Many of the previously outlined potential safe havens are still chugging along as expected. Swedish bonds, for instance, remain an attractive investment for the risk-averse. The company’s strong infrastructure and low public debt (less than 40 percent of GDP) has helped Sweden fly above the chaos in the rest of Europe. On Monday, the bonds continued to show their strength, gaining further value among rumors about rate cuts from the central bank.
“Swedish bonds are safe haven assets, but there is also another important reason for why Swedish bonds are performing,” said Par Magnusson, chief analyst for Scandinavian rates at Royal Bank of Scotland (RBS). Citing the belief among some investors “that the Riksbank will deliver rate cuts and the more bullish the market becomes on the Riksbank delivering rate cuts the lower the bond yield will be.”
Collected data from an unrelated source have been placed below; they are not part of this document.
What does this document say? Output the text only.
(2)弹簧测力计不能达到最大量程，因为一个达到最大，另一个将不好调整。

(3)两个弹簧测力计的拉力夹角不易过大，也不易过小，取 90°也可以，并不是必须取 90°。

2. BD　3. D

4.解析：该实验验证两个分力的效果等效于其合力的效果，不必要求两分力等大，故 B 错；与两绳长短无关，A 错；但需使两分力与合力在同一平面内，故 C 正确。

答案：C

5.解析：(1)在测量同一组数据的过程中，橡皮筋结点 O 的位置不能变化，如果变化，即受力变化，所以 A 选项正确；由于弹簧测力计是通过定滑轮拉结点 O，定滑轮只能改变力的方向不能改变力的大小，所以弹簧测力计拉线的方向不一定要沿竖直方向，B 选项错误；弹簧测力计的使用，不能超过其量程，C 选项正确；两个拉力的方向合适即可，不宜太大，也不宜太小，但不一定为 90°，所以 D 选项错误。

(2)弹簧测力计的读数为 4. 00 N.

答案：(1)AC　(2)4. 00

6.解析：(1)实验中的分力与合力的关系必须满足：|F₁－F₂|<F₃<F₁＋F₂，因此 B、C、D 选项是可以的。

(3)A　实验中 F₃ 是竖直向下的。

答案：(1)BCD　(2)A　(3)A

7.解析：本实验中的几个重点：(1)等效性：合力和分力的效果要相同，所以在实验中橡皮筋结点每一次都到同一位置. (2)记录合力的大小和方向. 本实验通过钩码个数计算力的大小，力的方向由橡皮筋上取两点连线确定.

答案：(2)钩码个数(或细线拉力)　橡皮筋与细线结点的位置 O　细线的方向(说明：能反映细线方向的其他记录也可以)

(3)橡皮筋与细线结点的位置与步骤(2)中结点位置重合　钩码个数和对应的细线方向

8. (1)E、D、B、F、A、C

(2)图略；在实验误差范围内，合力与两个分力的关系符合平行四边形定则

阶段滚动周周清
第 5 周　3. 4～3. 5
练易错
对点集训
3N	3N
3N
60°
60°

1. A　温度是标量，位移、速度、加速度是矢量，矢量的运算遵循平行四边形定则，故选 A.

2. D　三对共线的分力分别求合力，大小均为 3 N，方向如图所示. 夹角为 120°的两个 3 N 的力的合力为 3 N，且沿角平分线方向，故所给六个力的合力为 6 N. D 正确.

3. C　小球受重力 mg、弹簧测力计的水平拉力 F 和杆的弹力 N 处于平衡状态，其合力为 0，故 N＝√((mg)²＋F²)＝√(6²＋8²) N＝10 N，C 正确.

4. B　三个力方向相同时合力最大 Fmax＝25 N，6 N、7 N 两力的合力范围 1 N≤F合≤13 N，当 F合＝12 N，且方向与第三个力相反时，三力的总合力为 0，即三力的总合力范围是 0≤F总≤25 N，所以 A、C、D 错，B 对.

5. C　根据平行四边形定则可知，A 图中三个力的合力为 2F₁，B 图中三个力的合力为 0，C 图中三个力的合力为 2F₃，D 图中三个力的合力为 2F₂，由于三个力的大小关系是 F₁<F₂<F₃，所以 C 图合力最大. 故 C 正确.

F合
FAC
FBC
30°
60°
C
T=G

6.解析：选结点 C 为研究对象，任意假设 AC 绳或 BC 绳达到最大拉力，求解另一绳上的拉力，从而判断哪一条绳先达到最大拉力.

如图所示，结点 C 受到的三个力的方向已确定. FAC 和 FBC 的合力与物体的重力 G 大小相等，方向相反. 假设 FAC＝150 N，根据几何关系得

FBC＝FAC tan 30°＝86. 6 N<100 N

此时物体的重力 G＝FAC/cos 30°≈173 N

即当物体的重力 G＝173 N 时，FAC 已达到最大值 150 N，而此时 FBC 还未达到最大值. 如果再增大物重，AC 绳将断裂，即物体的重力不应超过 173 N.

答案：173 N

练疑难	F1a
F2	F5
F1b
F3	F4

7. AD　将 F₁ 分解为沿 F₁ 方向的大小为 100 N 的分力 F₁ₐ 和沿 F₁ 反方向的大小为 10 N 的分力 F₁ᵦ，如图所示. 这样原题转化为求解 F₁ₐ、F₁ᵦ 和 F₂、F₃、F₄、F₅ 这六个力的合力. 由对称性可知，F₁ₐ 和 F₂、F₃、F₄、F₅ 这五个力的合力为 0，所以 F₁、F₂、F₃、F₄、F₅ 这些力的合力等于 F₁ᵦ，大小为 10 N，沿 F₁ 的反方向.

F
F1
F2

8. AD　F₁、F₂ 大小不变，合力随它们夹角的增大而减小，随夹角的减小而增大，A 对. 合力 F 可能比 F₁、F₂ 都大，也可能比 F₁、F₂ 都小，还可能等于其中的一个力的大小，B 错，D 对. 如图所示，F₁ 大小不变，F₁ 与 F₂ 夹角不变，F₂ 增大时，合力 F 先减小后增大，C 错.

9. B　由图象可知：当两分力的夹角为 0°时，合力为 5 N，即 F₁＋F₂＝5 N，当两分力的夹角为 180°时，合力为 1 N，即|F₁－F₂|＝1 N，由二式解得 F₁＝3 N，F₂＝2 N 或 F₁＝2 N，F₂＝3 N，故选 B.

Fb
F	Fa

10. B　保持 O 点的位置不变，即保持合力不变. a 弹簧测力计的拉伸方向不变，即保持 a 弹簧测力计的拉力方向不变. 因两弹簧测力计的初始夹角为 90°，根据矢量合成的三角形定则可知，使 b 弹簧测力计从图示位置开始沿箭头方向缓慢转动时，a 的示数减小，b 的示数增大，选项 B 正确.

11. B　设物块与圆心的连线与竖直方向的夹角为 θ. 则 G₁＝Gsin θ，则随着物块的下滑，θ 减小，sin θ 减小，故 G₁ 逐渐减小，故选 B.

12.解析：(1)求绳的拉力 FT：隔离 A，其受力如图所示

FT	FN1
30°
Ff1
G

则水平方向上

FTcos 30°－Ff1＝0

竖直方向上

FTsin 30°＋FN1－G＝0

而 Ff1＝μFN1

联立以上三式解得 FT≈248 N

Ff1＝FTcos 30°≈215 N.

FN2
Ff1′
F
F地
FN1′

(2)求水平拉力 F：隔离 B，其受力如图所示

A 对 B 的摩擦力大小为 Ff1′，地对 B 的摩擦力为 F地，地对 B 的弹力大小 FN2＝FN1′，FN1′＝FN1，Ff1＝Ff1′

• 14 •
Gold, meanwhile, appears to have shown some stability after spiking early in the year. Price for a troy ounce sit at around $1,640, but prices are also in limbo as traders await comments from Ben Bernanke on any future plans from the Fed. Most agree that the Fed is most likely to announce a plan to keep interest rates low, with some speculating that with recent economic numbers showing a slow-down in the recovery there’s also a chance at a third round of quantitative easing. In both cases, these are actions that would most likely increase the price of gold.
“Today of all days we can’t avoid talking about quantitative easing,” Natixis analyst Nic Brown said. “I wouldn’t be surprised to see gold trading a fair bit lower tomorrow if the Fed gives no hints about imminent QE.”
New Options for “Safer” Investing?
One potential safe haven these days may be where few would expect it: the American stock market. There could be an increasing push to find safe havens in the equities market. Which is exactly what investors have traditionally been looking for a safe haven for. According to a new survey from Bank of America (BAC) Merrill Lynch, showed that money managers are playing things close to the vest so far in 2012. Cash positions have increased since March, with a net 24 percent of those surveyed being “overweight” on cash. While money moved out of equities as a whole, with a net 33 percent surveyed reporting that they were overweight in March to only 26 percent now, the money appears to be moving into US equities. The net percentage of money managers “overweight” on US stocks was up to 27 percent from 14 percent in March.
So are U.S. stocks the place to park your money? It’s fast approaching May, a traditional time to divest based on the old adage “Sell in May and go away,” but global money managers clearly seem to think that U.S. stocks are undervalued. At a time when they’re hording cash, the poll would seem to indicate that relatively risk-averse professional traders and investors are high on American equities.